Cette permanence de la rumeur a quelque peu réduit la vigilance des services de renseignements. Tout fut dès lors sur le compte de la rumeur. Même le vrai coup d’Etat fut mis dans ce même registre. Ce n’est pas pour expliquer, ni pour dédouaner qui que ce soit. Rien en matière de sécurité et de renseignement ne doit être négligé. C’est un principe de base. N’empêche que le président Ndadaye et son équipe soient tombés dans le piège. La stratégie de la rumeur permanente a payé. Et les victimes en ont payé le prix le plus fort.
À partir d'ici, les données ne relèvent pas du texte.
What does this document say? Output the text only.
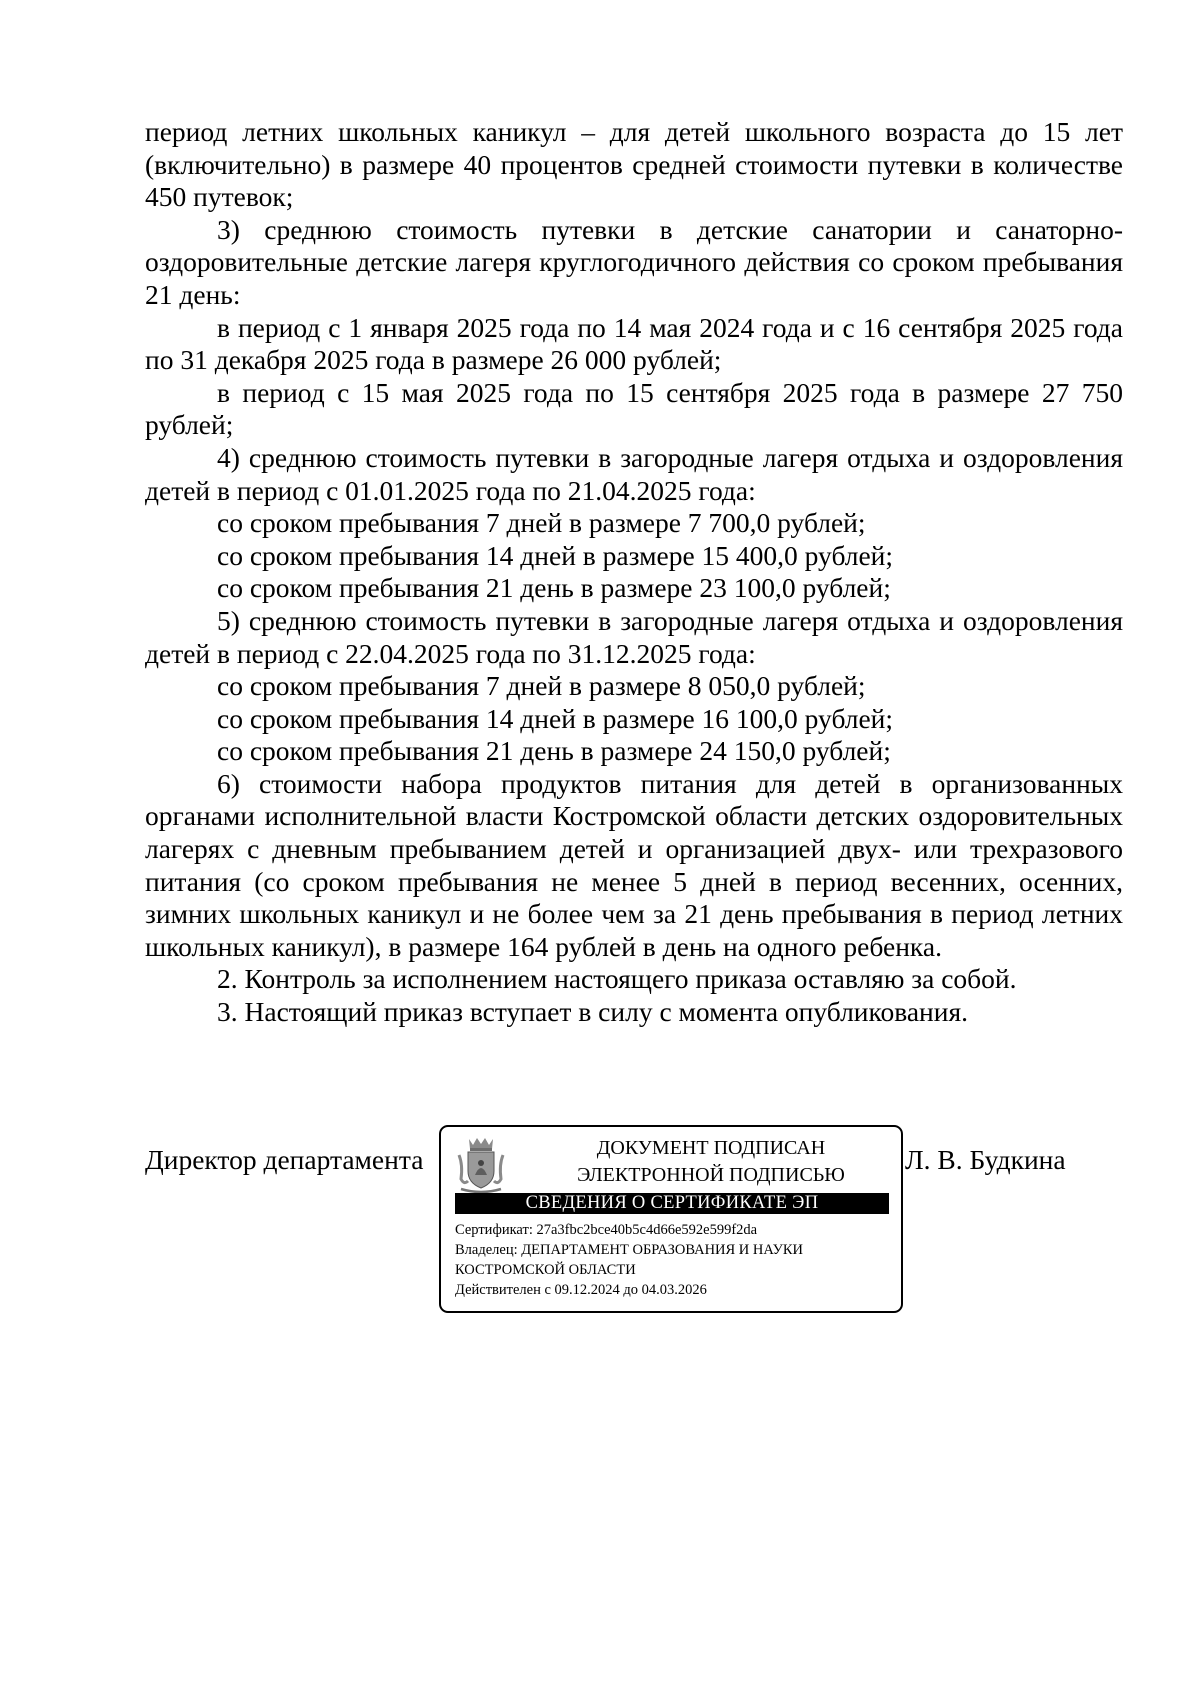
период летних школьных каникул – для детей школьного возраста до 15 лет (включительно) в размере 40 процентов средней стоимости путевки в количестве 450 путевок;

3) среднюю стоимость путевки в детские санатории и санаторно-оздоровительные детские лагеря круглогодичного действия со сроком пребывания 21 день:

в период с 1 января 2025 года по 14 мая 2024 года и с 16 сентября 2025 года по 31 декабря 2025 года в размере 26 000 рублей;

в период с 15 мая 2025 года по 15 сентября 2025 года в размере 27 750 рублей;

4) среднюю стоимость путевки в загородные лагеря отдыха и оздоровления детей в период с 01.01.2025 года по 21.04.2025 года:

со сроком пребывания 7 дней в размере 7 700,0 рублей;

со сроком пребывания 14 дней в размере 15 400,0 рублей;

со сроком пребывания 21 день в размере 23 100,0 рублей;

5) среднюю стоимость путевки в загородные лагеря отдыха и оздоровления детей в период с 22.04.2025 года по 31.12.2025 года:

со сроком пребывания 7 дней в размере 8 050,0 рублей;

со сроком пребывания 14 дней в размере 16 100,0 рублей;

со сроком пребывания 21 день в размере 24 150,0 рублей;

6) стоимости набора продуктов питания для детей в организованных органами исполнительной власти Костромской области детских оздоровительных лагерях с дневным пребыванием детей и организацией двух- или трехразового питания (со сроком пребывания не менее 5 дней в период весенних, осенних, зимних школьных каникул и не более чем за 21 день пребывания в период летних школьных каникул), в размере 164 рублей в день на одного ребенка.

2. Контроль за исполнением настоящего приказа оставляю за собой.

3. Настоящий приказ вступает в силу с момента опубликования.

Директор департамента	ДОКУМЕНТ ПОДПИСАН
ЭЛЕКТРОННОЙ ПОДПИСЬЮ
СВЕДЕНИЯ О СЕРТИФИКАТЕ ЭП
Сертификат: 27a3fbc2bce40b5c4d66e592e599f2da
Владелец: ДЕПАРТАМЕНТ ОБРАЗОВАНИЯ И НАУКИ
КОСТРОМСКОЙ ОБЛАСТИ
Действителен с 09.12.2024 до 04.03.2026
Л. В. Будкина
Demain et aujourd’hui, ce sera ainsi : chaque niveau de responsabilité s’accompagne d’un  niveau correspondant de prudence sécuritaire. Mais au-delà des prudences nécessaires, Melchior Ndadaye a été victime aussi de son humanisme qu’il s’efforçait de lire et d’imposer à tout être humain, son semblable. L’audace des putschistes, leur animosité est allée au-delà de ce qu’il pouvait s’imaginer.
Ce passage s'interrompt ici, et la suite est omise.